Sherrouse, another of the boys, said that he could see a name on the truck but that he "didn't quite get it". The fourth young man stated that he did not notice the name on the truck.
Thus, all of the witnesses said that the truck in question was dark blue and, though some of them did not know the "make" of it, one of them, Sherrouse, identified it positively as a Ford, and, as we have already noted, it is conceded that the blue truck of the lumber company was a Ford.
Counsel for defendant ridicule the idea that so young a boy could identify by the maker's name a truck which passed so quickly. We see nothing remarkable about this. The boy in question is the son of a man who had been in the automobile business for a long time and he stated that he was interested in the different "makes" of automobiles and trucks. It is very easy — particularly for a youth interested in such things — to identify the different "makes" of automobiles and trucks as they go by.
The witnesses also agree that the truck in question was equipped with what is known as a "stake body", which was the type used by defendant. Furthermore, there seems to be no doubt that the truck, after striking Lovoi, not only proceeded along the street towards the yard of the lumber company in question, but turned to the right, either into the yard or around the corner in front of it.
There is some disagreement as to the time at which the blue Ford truck returned to the yard — either after the driver had been to lunch or after the accident had occurred.
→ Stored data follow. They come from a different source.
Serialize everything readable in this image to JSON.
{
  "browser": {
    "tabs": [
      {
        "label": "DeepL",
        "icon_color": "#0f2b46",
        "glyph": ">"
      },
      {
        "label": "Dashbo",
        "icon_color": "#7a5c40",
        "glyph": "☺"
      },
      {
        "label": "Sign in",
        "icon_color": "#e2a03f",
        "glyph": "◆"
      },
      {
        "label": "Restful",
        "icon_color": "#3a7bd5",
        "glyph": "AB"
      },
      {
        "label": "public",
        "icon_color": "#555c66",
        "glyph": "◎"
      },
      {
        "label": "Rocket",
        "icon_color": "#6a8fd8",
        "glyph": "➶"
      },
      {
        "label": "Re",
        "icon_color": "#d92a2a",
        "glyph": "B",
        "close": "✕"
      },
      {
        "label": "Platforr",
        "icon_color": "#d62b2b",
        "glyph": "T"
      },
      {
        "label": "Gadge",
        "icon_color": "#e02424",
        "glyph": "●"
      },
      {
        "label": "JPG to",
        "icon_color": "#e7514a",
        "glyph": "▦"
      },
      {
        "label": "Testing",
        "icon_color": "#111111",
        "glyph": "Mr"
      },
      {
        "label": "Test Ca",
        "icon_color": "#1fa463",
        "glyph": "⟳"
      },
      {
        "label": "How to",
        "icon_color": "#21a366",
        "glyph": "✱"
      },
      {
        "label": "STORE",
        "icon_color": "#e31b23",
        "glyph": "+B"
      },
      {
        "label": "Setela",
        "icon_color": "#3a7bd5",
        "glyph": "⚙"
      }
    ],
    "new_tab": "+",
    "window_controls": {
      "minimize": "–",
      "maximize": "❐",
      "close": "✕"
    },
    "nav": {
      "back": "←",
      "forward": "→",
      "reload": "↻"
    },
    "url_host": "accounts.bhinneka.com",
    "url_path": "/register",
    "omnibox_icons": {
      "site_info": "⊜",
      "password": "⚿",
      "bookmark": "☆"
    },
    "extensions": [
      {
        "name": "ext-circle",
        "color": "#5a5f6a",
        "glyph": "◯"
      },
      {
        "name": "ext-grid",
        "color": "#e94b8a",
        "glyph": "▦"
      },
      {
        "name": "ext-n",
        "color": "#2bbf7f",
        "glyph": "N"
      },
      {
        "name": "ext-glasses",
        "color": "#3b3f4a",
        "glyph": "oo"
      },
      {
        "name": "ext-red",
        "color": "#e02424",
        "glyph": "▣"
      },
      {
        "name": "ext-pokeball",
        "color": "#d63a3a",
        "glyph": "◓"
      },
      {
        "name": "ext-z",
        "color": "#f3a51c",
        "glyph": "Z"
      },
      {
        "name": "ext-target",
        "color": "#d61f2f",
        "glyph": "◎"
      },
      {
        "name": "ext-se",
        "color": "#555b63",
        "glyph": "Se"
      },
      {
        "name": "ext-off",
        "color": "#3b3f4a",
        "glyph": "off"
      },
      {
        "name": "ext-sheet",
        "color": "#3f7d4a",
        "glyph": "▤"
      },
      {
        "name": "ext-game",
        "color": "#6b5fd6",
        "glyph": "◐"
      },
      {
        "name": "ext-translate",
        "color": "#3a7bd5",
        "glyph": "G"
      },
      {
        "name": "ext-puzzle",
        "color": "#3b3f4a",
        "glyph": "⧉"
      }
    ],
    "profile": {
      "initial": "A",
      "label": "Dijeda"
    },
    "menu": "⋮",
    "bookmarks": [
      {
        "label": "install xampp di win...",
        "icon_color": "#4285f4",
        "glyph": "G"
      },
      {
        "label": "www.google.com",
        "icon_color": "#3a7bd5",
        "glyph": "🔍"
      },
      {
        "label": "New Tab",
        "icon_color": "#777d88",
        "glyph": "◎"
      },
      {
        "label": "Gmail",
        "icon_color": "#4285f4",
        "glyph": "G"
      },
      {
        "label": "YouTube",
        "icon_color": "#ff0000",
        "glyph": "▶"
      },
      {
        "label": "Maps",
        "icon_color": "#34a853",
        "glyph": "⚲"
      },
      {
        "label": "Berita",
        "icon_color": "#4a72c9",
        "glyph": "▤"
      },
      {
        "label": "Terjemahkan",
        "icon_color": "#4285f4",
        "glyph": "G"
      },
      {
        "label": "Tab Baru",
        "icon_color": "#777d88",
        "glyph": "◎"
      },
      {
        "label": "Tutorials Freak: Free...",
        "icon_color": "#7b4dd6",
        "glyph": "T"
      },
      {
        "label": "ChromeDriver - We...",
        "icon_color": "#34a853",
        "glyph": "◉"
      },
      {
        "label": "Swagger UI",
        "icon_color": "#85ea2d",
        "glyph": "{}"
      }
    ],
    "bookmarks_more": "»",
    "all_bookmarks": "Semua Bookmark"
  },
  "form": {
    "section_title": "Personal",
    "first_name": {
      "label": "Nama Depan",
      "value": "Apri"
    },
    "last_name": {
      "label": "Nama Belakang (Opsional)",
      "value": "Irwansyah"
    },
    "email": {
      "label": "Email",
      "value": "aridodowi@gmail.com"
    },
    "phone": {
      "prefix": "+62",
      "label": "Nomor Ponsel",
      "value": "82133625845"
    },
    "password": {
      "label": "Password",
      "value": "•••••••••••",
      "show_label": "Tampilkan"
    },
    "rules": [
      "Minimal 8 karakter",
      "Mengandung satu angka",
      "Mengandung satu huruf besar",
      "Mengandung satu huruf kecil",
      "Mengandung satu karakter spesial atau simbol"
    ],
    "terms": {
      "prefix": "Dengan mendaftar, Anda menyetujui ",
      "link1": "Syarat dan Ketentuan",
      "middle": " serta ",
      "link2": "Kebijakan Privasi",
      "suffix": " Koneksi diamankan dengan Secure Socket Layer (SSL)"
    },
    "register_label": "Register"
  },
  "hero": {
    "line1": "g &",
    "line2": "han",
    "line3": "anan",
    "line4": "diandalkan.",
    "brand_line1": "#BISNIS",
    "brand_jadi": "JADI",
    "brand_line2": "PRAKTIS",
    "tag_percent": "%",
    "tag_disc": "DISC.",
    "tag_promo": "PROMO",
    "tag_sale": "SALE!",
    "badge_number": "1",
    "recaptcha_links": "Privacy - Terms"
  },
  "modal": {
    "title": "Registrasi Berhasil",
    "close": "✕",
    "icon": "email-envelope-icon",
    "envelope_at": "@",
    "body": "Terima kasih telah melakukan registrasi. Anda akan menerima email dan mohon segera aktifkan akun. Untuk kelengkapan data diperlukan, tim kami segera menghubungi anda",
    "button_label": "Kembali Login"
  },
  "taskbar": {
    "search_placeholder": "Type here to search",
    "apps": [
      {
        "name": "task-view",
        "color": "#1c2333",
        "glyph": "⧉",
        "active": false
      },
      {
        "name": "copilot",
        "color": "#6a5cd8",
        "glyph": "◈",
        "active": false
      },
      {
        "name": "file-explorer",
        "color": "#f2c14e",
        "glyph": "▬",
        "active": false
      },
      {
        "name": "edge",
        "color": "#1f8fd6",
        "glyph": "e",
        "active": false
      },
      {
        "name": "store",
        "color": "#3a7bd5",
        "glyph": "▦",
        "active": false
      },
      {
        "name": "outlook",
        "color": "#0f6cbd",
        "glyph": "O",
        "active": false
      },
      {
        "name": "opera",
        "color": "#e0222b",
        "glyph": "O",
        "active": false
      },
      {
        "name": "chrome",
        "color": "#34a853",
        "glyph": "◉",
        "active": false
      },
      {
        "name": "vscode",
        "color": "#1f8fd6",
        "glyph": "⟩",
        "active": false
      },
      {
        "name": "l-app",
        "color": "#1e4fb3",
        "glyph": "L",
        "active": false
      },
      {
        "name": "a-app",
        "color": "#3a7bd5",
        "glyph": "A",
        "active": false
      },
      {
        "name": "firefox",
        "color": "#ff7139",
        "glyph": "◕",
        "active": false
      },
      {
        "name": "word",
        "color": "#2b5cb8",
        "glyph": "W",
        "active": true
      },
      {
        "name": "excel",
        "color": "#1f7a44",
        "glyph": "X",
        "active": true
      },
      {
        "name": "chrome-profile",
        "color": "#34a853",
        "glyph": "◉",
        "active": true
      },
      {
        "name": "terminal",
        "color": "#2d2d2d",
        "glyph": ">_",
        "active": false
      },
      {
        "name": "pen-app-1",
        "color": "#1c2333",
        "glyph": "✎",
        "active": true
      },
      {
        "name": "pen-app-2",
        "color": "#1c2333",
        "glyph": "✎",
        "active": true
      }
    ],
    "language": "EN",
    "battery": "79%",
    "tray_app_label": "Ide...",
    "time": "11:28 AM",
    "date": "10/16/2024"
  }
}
But we attach no significance to this, as we believe that there is no doubt at all that the truck of the lumber company was the truck which caused the damage. Even according to the testimony of defendant's witnesses the truck in question would have passed within one square of the scene of the accident within about an hour of the time at which the accident is said to have occurred.
Having reached the conclusion that the truck in question was a truck of the lumber company, we must next consider whether it was being operated at the time by an employe within the scope of his employment.
Since we believe that it was a truck of the lumber company and that it was being driven at the time by the colored employe to whom it had been assigned, the burden is upon that company to show that the employe, at the time, was not acting within the scope of his employment, and, though it has introduced evidence which tends to confuse the issue to some extent, it has signally failed to offer convincing proof that the driver was not, at the time, returning to the lumber yard either from his lunch, or from some other delivery made in the interest of the lumber company.
Fortunately, the injuries sustained were not serious, consisting in brush burns and contusions. Dr. Gallo, who treated Lovoi, stated that he required him to remain in bed seven days and to remain away from work for about two weeks. The doctor's bill was $26. The drug bills are shown to have amounted to $5.62. The young man was employed at $15 a week and he lost two weeks' wages. We believe that an award of $150 for his injuries should be sufficient. This, added to his actual expenses and losses, makes a total of $211.62, which he should be permitted to recover.
It is therefore ordered, adjudged and decreed, that the judgment appealed from, insofar as it runs in favor of R. F. Mestayer Lumber Co., Inc., be and it is annulled, avoided and reversed, and that there now be judgment in favor of plaintiff, Frank R. Lovoi, and against R. F. Mestayer Lumber Co., Inc., in the full sum of $211.62, with legal interest from judicial demand and for all costs; and that there be further judgment in favor of R. F. Mestayer *476 Lumber Co., Inc., and against Standard Surety Casualty Company of New York in a like amount.
It is further ordered, adjudged and decreed, that the judgment appealed from, in all other respects, be and it is affirmed.